Eigentlich war mein Thema für diese Woche längst fixiert – nachdem ich endlich dazugekommen bin, mir Ant-Man im Kino anzusehen, konnte ich eigentlich gar nicht anders, als ein ganz bestimmtes Spiel zu vermissen. Doch dann schlug das Schicksal in Form des Flüchtlingsdramas im Osten Österreichs unbarmherzig zu, ließ mich einhalten und meine Wahl Richtung „ernsthaftere“ Titel, die zu dem Thema wenigstens irgendwie passen, überdenken. Und das war eigentlich gar nicht so einfach. Spiele mit Flüchtlingen sind jetzt nicht gerade ein Mainstream-Thema – und selbst wenn es sie gibt, habe ich sie nicht gespielt (mit Ausnahme des sehr empfehlenswerten Papers, Please, das ich aber noch nicht genug gespielt habe, um es wirklich zu vermissen – werde ich aber wohl demnächst nachholen) –, und auch wenn mich die Kommentare so mancher Leute zu der Thematik wohl dazu verleiten würden, einmal mehr Diktator NICHT zu vermissen, habe ich das ausgespart (ich will mich ja nicht wiederholen). Stattdessen entschied ich mich für einen Ausflug in die Welt der Serious Games, genauer gesagt für einen Titel, der auf den ersten Blick eigentlich gar nicht zum Flüchtlingsdrama passt, aber bei einem zweiten Blick bei mir ein paar ähnliche Gedanken aufwirft, die zum Umgang mit der Thematik passen: Fate of the World.

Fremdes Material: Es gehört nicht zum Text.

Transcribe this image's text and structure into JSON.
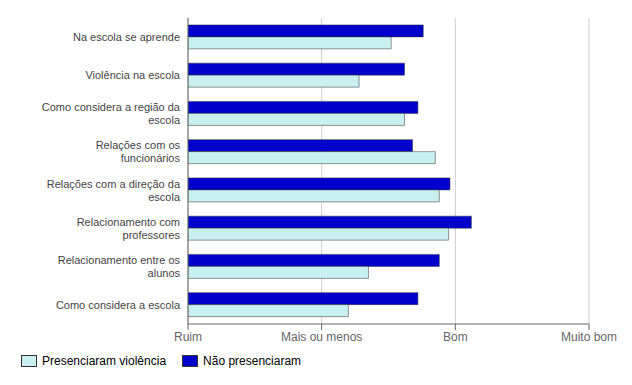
{
  "chart_data": {
    "type": "bar",
    "orientation": "horizontal",
    "categories": [
      "Como considera a escola",
      "Relacionamento entre os\nalunos",
      "Relacionamento com\nprofessores",
      "Relações com a direção da\nescola",
      "Relações com os\nfuncionários",
      "Como considera a região da\nescola",
      "Violência na escola",
      "Na escola se aprende"
    ],
    "series": [
      {
        "name": "Presenciaram violência",
        "color": "#c8f0f0",
        "values": [
          2.2,
          2.35,
          2.95,
          2.88,
          2.85,
          2.62,
          2.28,
          2.52
        ]
      },
      {
        "name": "Não presenciaram",
        "color": "#0000cc",
        "values": [
          2.72,
          2.88,
          3.12,
          2.96,
          2.68,
          2.72,
          2.62,
          2.76
        ]
      }
    ],
    "xlim": [
      1,
      4
    ],
    "xticks": [
      {
        "value": 1,
        "label": "Ruim"
      },
      {
        "value": 2,
        "label": "Mais ou menos"
      },
      {
        "value": 3,
        "label": "Bom"
      },
      {
        "value": 4,
        "label": "Muito bom"
      }
    ],
    "grid": true,
    "legend": "lower left"
  }
}
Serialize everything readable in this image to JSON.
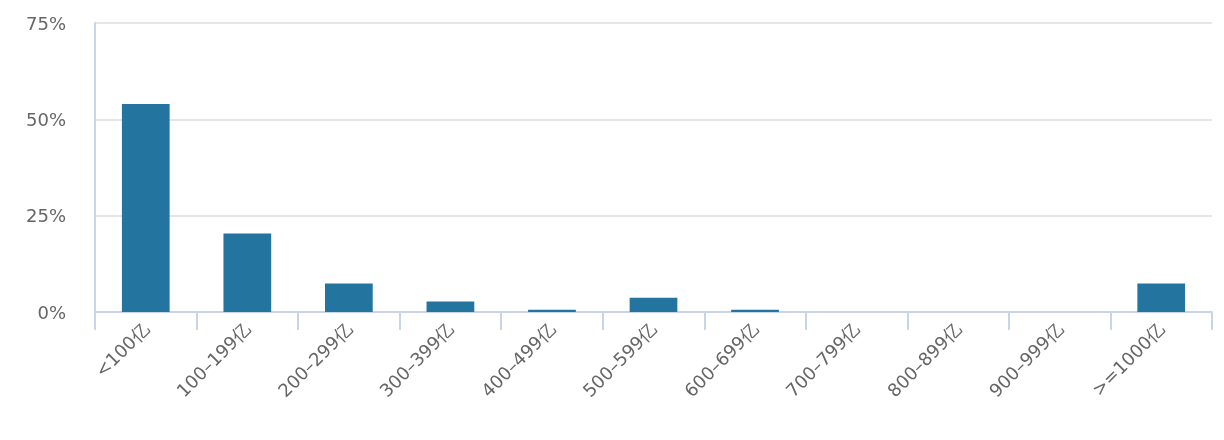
{
  "chart_data": {
    "type": "bar",
    "categories": [
      "<100亿",
      "100–199亿",
      "200–299亿",
      "300–399亿",
      "400–499亿",
      "500–599亿",
      "600–699亿",
      "700–799亿",
      "800–899亿",
      "900–999亿",
      ">=1000亿"
    ],
    "values": [
      54,
      20.4,
      7.4,
      2.7,
      0.6,
      3.7,
      0.6,
      0,
      0,
      0,
      7.4
    ],
    "color": "#2375a0",
    "ylim": [
      0,
      75
    ],
    "yticks": [
      {
        "value": 0,
        "label": "0%"
      },
      {
        "value": 25,
        "label": "25%"
      },
      {
        "value": 50,
        "label": "50%"
      },
      {
        "value": 75,
        "label": "75%"
      }
    ],
    "grid": "y"
  }
}
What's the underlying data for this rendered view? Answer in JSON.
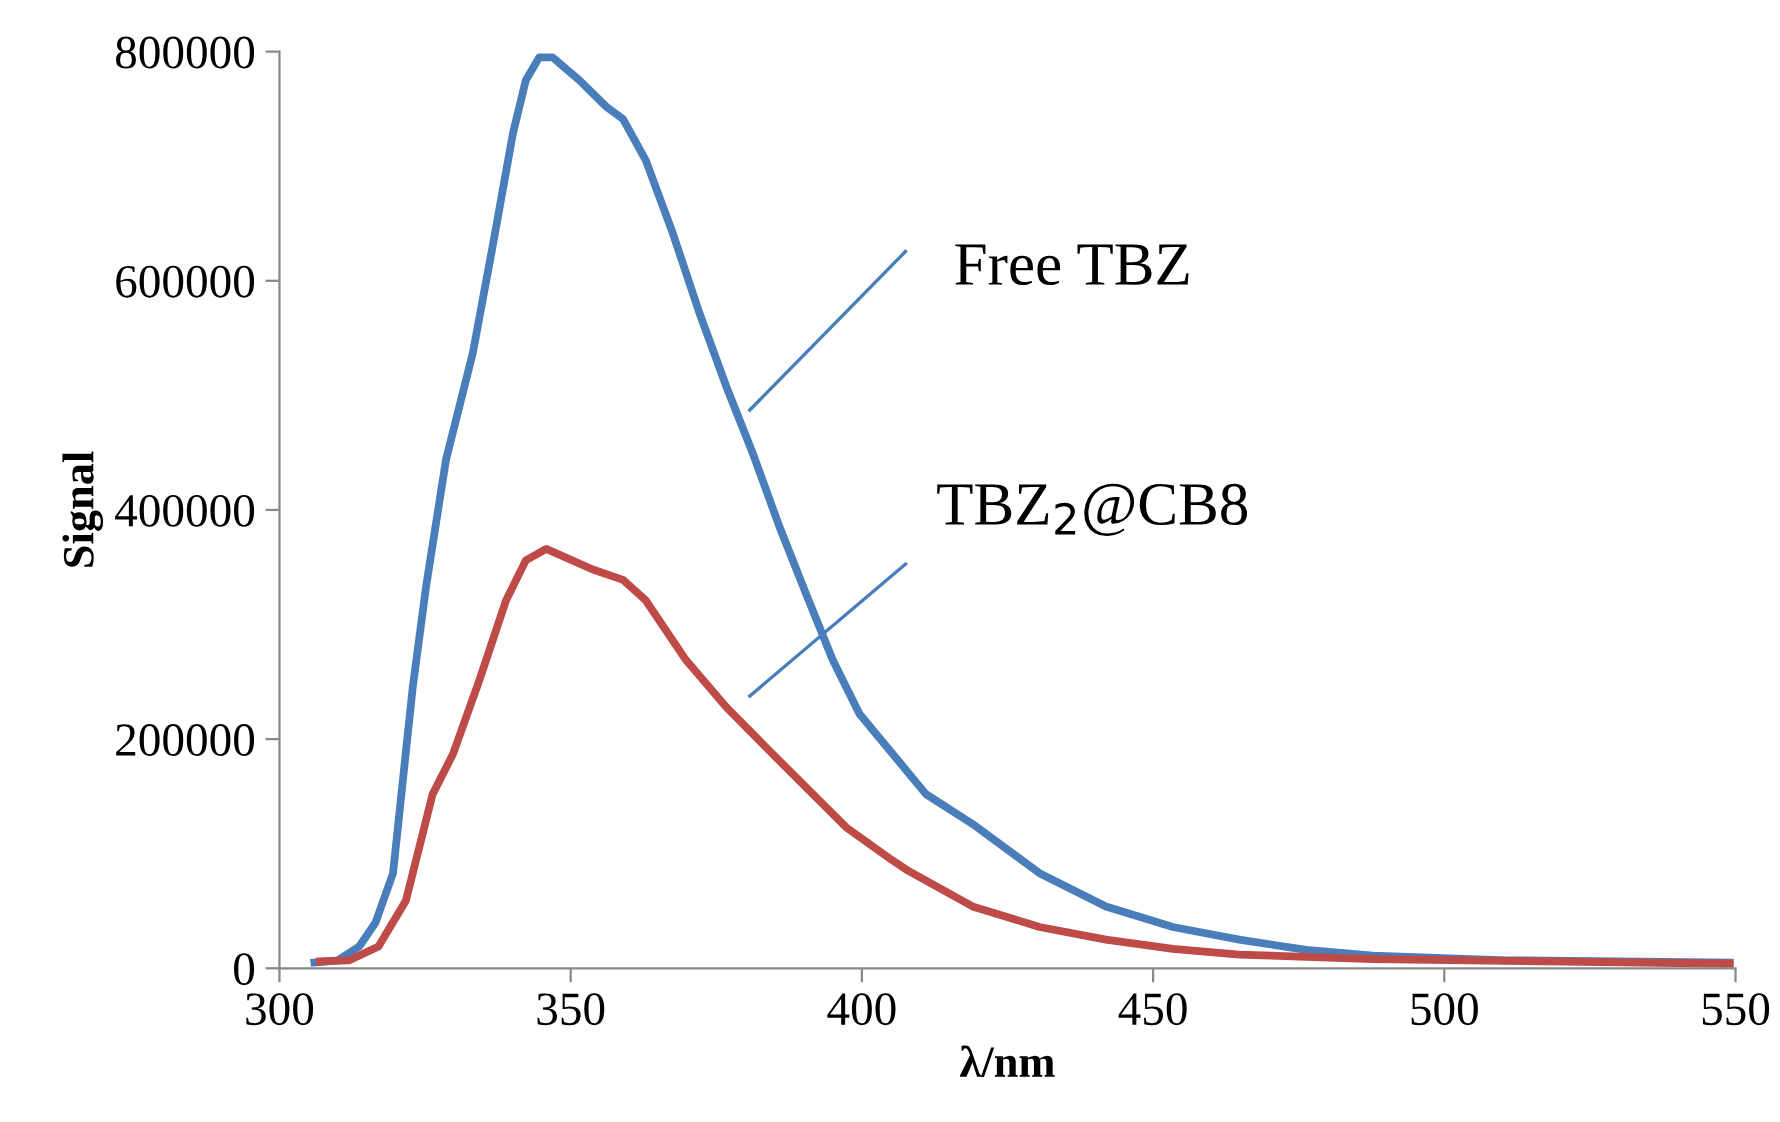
{
  "chart_data": {
    "type": "line",
    "xlabel": "λ/nm",
    "ylabel": "Signal",
    "xlim": [
      300,
      550
    ],
    "xticks": [
      300,
      350,
      400,
      450,
      500,
      550
    ],
    "ylim": [
      0,
      800000
    ],
    "yticks": [
      0,
      200000,
      400000,
      600000,
      800000
    ],
    "grid": false,
    "legend": false,
    "marker": "none",
    "line_style": "solid",
    "annotations": [
      "Free TBZ",
      "TBZ$_{2}$@CB8"
    ],
    "series": [
      {
        "color": "#4a7ebb",
        "x": [
          306,
          310,
          313.7,
          316.5,
          319.5,
          322.9,
          325.2,
          328.6,
          333.2,
          336.6,
          340.1,
          342.3,
          344.6,
          346.9,
          351.5,
          356.1,
          359,
          362.9,
          367.5,
          372.1,
          376.7,
          381.3,
          385.8,
          390.4,
          395,
          399.6,
          405.3,
          411,
          419,
          430.5,
          441.9,
          453.4,
          464.8,
          476.3,
          487.7,
          510.6,
          549
        ],
        "values": [
          5000,
          7000,
          19000,
          40000,
          83000,
          246000,
          334000,
          444000,
          537000,
          630000,
          729000,
          775000,
          795000,
          795000,
          775000,
          752000,
          741000,
          705000,
          642000,
          572000,
          508000,
          449000,
          386000,
          327000,
          269000,
          222000,
          187000,
          152000,
          126000,
          83000,
          54000,
          36000,
          25000,
          16000,
          11000,
          7000,
          5000
        ]
      },
      {
        "color": "#be4b48",
        "x": [
          306.9,
          312,
          317,
          321.7,
          326.3,
          329.8,
          334.3,
          338.9,
          342.3,
          345.8,
          353.8,
          359,
          362.9,
          369.8,
          376.7,
          383.5,
          390.4,
          397.3,
          405.3,
          408,
          419,
          430.5,
          441.9,
          453.4,
          464.8,
          487.7,
          549
        ],
        "values": [
          6000,
          7000,
          19000,
          59000,
          152000,
          187000,
          251000,
          321000,
          356000,
          366000,
          348000,
          339000,
          321000,
          269000,
          228000,
          193000,
          158000,
          123000,
          94000,
          85000,
          54000,
          36000,
          25000,
          17000,
          12000,
          8000,
          4000
        ]
      }
    ]
  }
}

Bevor ich auf das Spiel eingehe, kurz eine Begriffsdefinition, für all jene, die fragen „Was zum Geier ist ein ‚Serious Game‘“? Grob gesagt könnte man Serious Game als „Message in Spielform“ bezeichnen, bei dem es vor allem darum geht, den Spieler über gewisse Sachverhalte aufzuklären. Der spielerische Aspekt dient dabei eher als Mittel zum Zweck, als ein Medium, um die Inhalte zu transportieren. Wer dabei zunächst an berühmt/berüchtigte Mathe-Lernspiele denkt, liegt hier richtig, denn diese stellen den wohl allgemein bekanntesten Teilbereich der Serious Games dar. An diesem Beispiel sieht aber auch gleich die Problematik dieser Spiele. Wer zu offensiv die „Message“ vertritt („üben wir rechnen“), riskiert, den spielerischen Aspekt zu vernachlässigen, der die Inhalte aber eigentlich für den Spieler interessant machen soll und die Inhalt so geschickt verpackt, dass die Message nebenbei statt mit dem Holzhammer ankommt. Gerade beim Matheprogramm kann es hier passieren, dass man sich als Entwickler in eine Zwickmühle begibt Die Eltern, die das Spiel kaufen, wollen vermutlich, dass das Kind primär Mathe lernt – ein Lerneffekt und wertvolle Inhalte sollen sofort erkennbar sein. Gleichzeitig sind die meisten Kinder jetzt nicht unbedingt begeisterte Lerner, können aber mit der richtigen Verpackung begeistert werden. Ob das tatsächlich gelingt, hängt aber oft von der Gestaltung und dem Gameplay ab, denn das Kind bleibt länger dabei, wenn es Spaß hat – und fehlt dieser, wird das Programm bald genauso wenig motivieren wie das Schulbuch. Das kann man jetzt von den Lerninhalten weg in mehrere Richtungen ausweiten, denn natürlich geht es in Serious Games oft gar nicht um Lernstoff, sondern um alle möglichen Themen, wie Flüchtlinge, Umweltthemen, Terror, häusliche Gewalt, Depressionen, und und und. Wer einmal einen Blick über den Tellerrand wagen will und nicht nur spielerisch unterhalten werden will, sollte einen Blick auf diese Themen wagen – oft genug sind diese Spiele gratis erhältlich. Empfehlungen können gerne in den Kommentaren ausgetauscht und diskutiert werden – eine weitere gebe ich am Ende dieses Texts.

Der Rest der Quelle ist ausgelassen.